I have a confession.
I write a lot of columns and produce a lot of video content about Toastmasters and the importance of practising public speaking, however, from January to June 2022, I only attended three of our club’s weekly meetings.
It's embarrassing to admit, but I tell you this is because I want to share my recent experience of finally going back to a Toastmasters meeting and realizing my skills had gotten rusty.
There is a section of every Toastmasters meeting called “Table Topics,” which consists of a Table Topics Master asking attendees random questions. These questions can be about anything: What is your greatest fear? What is your favourite summertime activity? If you could be any superhero, who would you be?
The goal of Table Topics is to force attendees to think quickly on their feet and speak for between one to two minutes.
After a span of several months without attending a Toastmasters meeting, I finally made it back to my club and I was asked a question during the Table Topics segment of the meeting. As I walked toward the front of the room to face the audience, my mind went blank.

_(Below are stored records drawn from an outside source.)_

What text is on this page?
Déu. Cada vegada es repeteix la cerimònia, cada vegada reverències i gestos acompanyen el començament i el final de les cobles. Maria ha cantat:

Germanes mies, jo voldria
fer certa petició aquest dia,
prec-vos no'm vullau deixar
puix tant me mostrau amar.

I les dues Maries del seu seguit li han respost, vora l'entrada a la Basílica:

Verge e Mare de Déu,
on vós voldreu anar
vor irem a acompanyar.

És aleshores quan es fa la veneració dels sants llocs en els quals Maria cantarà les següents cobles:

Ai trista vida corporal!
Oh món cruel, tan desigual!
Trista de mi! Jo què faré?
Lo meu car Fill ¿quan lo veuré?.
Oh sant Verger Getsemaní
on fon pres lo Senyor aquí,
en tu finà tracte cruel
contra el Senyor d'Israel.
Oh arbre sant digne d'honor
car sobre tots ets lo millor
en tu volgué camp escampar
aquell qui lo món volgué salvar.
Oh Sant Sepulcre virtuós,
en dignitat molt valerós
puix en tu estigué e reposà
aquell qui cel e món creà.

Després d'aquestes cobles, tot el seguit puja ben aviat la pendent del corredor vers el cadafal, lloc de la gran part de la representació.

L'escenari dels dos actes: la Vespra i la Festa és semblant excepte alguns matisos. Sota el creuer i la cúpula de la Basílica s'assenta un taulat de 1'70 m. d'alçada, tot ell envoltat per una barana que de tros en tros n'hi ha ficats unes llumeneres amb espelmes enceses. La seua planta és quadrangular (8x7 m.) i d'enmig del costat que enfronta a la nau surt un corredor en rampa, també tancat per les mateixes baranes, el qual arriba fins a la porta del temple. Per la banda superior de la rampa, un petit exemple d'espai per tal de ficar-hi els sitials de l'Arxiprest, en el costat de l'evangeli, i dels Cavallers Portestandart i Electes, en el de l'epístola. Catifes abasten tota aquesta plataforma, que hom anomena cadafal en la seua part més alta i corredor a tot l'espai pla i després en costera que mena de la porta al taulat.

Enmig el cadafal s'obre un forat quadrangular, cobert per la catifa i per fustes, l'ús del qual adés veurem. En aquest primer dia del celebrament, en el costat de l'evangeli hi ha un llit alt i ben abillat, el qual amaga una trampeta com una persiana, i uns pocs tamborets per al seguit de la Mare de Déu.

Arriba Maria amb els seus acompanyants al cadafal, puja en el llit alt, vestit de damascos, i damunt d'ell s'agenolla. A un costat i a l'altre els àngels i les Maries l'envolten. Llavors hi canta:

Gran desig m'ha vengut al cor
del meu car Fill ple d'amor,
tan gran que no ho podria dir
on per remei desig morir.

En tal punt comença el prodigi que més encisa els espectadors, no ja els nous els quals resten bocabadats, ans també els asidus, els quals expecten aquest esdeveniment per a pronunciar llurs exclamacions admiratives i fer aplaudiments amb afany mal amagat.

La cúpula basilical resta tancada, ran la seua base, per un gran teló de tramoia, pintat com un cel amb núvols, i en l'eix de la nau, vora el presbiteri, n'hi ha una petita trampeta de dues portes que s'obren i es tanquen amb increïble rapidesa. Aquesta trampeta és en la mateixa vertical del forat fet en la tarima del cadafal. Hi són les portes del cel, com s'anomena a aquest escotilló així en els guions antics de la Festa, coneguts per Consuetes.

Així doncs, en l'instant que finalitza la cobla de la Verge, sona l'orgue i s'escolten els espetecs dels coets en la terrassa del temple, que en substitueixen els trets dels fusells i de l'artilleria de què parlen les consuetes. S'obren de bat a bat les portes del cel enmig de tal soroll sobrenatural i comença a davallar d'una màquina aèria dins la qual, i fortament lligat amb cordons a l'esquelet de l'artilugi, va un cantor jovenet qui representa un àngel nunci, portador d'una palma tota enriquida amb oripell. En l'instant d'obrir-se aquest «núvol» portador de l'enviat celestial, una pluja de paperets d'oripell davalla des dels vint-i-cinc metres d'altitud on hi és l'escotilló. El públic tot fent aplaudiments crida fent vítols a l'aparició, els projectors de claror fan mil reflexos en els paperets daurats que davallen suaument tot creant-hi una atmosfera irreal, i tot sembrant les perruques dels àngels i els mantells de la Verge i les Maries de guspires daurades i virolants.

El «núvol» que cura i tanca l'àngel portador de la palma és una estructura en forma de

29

For the next minute-and-a-half, I clumsily fumbled through an answer that lacked quality and conviction. The club gave me a courtesy round of applause, but I could see on their faces they were surprised by just how poor of a job I did.
So why did this happen?
What I’ve learned over the years is that public speaking is a lot like working out. I’ve met people who have said,
“I don’t need to go to Toastmasters because I attended meetings a few years ago.” In my mind, this is the equivalent of someone saying, “I don’t work out anymore because I used to exercise three years ago.”
Just as our bodies require a healthy routine of physical activity to stay in shape, our public speaking skills are strongest when exercised on a regular basis.
When you attend weekly Toastmasters meetings, the idea of standing in front of a crowd becomes less daunting because it becomes a regular part of your routine.
Even if Toastmasters isn’t a viable option for you, there are still ways you can practise public speaking. Try recording your speech on your phone and watching it back. You may notice your body is doing certain things that you didn’t even realize, such as leaning on a chair, swaying from side to side, etc.
Many of us also unknowingly add in crutch words such as “umm” or “ahh” to fill in the silence while speaking. Once we are aware of our own tendencies, we can take steps to eliminate unnecessary distractions from our speeches.
You can also practise your speech in front of a friend or family member. (Although, keep in mind, family members and friends may be hesitant to give constructive criticism to avoid the risk of hurting your feelings.)
A final piece of advice is to always have a speech on the go. Perhaps you are attending a wedding this summer or maybe you have an important upcoming office meeting. If you look hard enough, there is likely an opportunity for you to give a speech at some point in the future.
Start working on that speech now to give yourself material to practice with, and ensure that you will come across as a polished speaker when you finally get the chance to deliver your speech.